- Country: Bangladesh
- Division: Barisal
- Upazila: Taltoli
- Time zone: UTC+6 (BST)

= Shuvo Sondha Beach =

Shuvo Sondha Sea Beach is located in Nolbunia of Nishanbariya Union, Taltali Upazila, in the coastal district of Barguna. It stretches across 4.5 kilometers at the confluence of the Payra, Bishkhali, and Baleshwar rivers. It is a major attraction.

== History ==
Efforts to develop this beach as a tourist spot were initiated by the then Upazila Nirbahi Officer (UNO) of Taltali, Badruddoza Shuvo, along with several local tourism enthusiasts and journalists. Following these efforts, on 1 December 2017, the newly transferred UNO Badruddoza Shuvo officially inaugurated the area as a tourist center. The beach was named "Shuvo Sondha Sea Beach Tourism Center" in his honor.

== Location ==
Shuvo Sondha Sea Beach is located about 15 kilometers from the headquarters of Taltali Upazila. The beach stands at the estuary where the three major rivers of Barguna—Payra, Bishkhali, and Baleshwar—meet the sea. The sandy coastline stretches nearly four kilometers.

== Natural scenery ==
On one side lies the sea, while on the other, casuarina (jhau) forests spread across the land.
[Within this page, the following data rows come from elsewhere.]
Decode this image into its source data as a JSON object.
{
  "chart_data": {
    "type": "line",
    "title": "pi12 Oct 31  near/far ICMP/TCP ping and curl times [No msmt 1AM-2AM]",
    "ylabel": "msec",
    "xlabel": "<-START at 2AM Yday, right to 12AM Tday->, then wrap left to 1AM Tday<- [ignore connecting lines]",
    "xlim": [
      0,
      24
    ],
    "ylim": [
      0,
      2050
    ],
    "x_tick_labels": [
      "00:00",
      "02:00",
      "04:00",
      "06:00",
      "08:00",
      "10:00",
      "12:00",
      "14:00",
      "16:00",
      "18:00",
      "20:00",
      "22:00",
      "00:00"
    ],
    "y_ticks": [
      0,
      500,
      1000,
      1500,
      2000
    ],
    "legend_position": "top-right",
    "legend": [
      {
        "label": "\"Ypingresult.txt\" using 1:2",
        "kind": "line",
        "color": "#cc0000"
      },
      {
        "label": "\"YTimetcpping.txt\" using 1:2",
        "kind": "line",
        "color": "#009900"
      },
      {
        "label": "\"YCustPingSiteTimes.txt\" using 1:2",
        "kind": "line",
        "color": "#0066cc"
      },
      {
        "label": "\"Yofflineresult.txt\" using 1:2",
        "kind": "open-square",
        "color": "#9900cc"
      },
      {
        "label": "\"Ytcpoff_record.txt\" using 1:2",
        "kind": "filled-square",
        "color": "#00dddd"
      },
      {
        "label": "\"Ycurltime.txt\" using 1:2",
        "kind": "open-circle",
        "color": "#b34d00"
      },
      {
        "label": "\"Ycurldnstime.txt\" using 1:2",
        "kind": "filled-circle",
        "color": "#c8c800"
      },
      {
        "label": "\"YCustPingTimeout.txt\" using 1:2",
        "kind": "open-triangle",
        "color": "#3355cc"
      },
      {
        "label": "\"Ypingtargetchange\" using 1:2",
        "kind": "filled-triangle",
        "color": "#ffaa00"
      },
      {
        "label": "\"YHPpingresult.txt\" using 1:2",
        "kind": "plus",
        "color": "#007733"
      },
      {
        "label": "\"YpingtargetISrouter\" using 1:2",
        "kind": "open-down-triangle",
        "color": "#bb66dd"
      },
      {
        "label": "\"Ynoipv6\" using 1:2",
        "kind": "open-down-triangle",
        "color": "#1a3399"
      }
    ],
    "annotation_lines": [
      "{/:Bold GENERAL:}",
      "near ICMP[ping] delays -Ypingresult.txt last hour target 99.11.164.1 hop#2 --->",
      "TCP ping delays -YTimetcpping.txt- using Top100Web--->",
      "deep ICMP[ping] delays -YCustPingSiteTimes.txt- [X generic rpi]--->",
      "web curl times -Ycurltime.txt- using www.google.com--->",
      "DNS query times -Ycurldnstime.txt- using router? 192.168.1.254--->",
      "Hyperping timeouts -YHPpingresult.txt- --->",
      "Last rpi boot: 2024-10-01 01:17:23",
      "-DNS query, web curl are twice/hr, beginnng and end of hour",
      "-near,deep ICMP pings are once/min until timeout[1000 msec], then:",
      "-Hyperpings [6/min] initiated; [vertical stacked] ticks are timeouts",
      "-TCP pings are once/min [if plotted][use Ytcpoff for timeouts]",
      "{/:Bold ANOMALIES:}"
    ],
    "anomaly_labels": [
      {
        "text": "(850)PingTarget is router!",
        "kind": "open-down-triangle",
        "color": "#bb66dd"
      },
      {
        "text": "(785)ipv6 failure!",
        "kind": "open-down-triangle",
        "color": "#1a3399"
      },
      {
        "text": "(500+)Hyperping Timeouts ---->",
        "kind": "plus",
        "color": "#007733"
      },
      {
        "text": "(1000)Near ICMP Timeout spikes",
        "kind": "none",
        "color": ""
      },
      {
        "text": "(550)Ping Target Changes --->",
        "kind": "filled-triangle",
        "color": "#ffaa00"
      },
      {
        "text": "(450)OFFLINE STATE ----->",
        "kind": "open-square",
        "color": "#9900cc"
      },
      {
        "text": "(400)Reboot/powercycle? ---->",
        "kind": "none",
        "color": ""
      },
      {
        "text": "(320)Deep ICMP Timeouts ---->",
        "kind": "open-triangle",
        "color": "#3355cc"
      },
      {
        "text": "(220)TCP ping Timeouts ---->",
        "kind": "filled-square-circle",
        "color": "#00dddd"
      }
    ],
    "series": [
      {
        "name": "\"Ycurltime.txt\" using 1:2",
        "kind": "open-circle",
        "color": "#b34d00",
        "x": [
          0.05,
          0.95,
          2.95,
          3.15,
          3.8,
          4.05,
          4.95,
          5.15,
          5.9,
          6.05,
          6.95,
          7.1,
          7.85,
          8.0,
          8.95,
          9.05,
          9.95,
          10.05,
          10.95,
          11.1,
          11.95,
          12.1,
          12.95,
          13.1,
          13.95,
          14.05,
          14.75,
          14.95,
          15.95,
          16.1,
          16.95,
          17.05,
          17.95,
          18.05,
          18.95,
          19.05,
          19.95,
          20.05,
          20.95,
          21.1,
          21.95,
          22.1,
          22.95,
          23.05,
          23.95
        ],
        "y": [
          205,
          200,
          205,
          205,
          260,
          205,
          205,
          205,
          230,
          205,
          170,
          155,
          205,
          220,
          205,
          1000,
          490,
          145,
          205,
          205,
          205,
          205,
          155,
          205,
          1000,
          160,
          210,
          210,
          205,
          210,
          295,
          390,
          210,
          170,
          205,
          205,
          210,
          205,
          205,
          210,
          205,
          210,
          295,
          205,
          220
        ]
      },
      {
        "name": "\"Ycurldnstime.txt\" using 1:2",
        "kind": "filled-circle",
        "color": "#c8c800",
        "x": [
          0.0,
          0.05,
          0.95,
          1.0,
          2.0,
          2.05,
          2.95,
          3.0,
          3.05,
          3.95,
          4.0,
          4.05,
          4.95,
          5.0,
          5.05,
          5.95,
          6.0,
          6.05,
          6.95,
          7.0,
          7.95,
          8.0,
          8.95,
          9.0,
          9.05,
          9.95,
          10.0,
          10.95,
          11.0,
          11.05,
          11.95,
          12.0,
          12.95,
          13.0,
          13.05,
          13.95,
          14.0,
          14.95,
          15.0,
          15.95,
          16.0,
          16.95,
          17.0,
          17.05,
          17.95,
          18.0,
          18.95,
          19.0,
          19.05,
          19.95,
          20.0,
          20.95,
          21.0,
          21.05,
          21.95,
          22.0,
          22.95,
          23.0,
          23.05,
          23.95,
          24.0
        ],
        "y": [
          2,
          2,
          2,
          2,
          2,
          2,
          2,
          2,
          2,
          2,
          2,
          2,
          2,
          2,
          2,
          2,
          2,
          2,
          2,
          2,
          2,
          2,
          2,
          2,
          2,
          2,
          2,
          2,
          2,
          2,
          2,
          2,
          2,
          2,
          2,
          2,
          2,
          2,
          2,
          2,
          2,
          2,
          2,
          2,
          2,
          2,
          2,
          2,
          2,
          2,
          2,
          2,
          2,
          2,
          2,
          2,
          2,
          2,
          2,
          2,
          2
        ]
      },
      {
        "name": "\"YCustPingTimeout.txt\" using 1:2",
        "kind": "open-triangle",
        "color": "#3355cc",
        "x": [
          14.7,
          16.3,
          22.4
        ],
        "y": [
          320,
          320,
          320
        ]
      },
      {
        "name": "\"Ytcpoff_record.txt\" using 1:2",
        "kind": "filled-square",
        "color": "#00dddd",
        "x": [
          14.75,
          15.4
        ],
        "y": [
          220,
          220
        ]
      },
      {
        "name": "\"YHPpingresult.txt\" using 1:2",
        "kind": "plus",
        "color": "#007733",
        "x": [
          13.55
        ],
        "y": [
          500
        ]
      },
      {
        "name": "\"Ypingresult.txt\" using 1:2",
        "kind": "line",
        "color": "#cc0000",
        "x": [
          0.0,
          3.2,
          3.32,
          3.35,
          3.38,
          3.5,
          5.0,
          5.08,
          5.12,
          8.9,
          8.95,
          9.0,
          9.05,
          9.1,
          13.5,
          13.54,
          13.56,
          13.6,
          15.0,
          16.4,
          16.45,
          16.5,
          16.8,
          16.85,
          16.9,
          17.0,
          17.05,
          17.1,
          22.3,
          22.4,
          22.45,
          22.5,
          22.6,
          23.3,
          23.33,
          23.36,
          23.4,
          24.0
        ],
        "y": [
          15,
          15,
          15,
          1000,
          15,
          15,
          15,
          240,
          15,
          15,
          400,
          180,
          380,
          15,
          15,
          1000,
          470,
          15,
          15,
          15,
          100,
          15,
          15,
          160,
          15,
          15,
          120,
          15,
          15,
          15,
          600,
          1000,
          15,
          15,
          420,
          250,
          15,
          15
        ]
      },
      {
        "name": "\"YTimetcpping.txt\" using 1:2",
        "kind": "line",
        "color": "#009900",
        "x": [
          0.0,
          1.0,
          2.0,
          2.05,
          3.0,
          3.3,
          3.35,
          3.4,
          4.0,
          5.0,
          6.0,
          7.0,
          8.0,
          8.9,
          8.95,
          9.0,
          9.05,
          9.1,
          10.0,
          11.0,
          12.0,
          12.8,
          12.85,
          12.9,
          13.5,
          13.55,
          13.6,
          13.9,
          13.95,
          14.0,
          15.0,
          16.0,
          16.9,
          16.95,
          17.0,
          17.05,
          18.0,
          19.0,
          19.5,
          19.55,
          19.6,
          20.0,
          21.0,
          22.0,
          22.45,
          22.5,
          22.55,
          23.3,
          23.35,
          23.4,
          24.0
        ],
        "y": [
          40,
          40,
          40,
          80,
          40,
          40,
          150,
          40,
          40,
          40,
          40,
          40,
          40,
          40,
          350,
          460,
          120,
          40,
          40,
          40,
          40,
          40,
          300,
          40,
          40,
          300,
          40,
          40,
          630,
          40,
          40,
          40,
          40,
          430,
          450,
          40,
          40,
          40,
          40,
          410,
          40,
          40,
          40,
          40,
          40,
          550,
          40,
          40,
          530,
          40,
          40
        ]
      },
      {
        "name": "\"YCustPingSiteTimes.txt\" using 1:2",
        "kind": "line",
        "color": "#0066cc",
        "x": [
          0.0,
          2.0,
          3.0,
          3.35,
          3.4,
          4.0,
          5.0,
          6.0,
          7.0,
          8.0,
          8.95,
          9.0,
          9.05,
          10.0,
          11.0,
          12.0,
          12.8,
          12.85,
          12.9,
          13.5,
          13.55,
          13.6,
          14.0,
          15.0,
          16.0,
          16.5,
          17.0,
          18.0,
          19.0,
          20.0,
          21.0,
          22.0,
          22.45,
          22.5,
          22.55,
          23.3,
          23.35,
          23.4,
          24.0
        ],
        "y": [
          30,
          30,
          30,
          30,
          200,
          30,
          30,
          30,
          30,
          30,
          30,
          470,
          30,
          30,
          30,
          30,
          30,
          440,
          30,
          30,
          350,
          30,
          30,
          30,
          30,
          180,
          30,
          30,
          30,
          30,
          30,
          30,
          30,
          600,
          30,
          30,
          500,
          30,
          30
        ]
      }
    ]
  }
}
To reach the beach, visitors must walk along a quiet road. Soon, they encounter the sandy shore, decorated with crab patterns. The combination of seawater on one side and casuarina forest attracts visitors.

== Tourism ==
The beach attracts a large number of visitors, contributing to the local economy. In the past, there were no proper facilities for boat rentals or parking, but these have recently been arranged by the authorities. However, due to the absence of tourist police, the beach is not considered safe at night.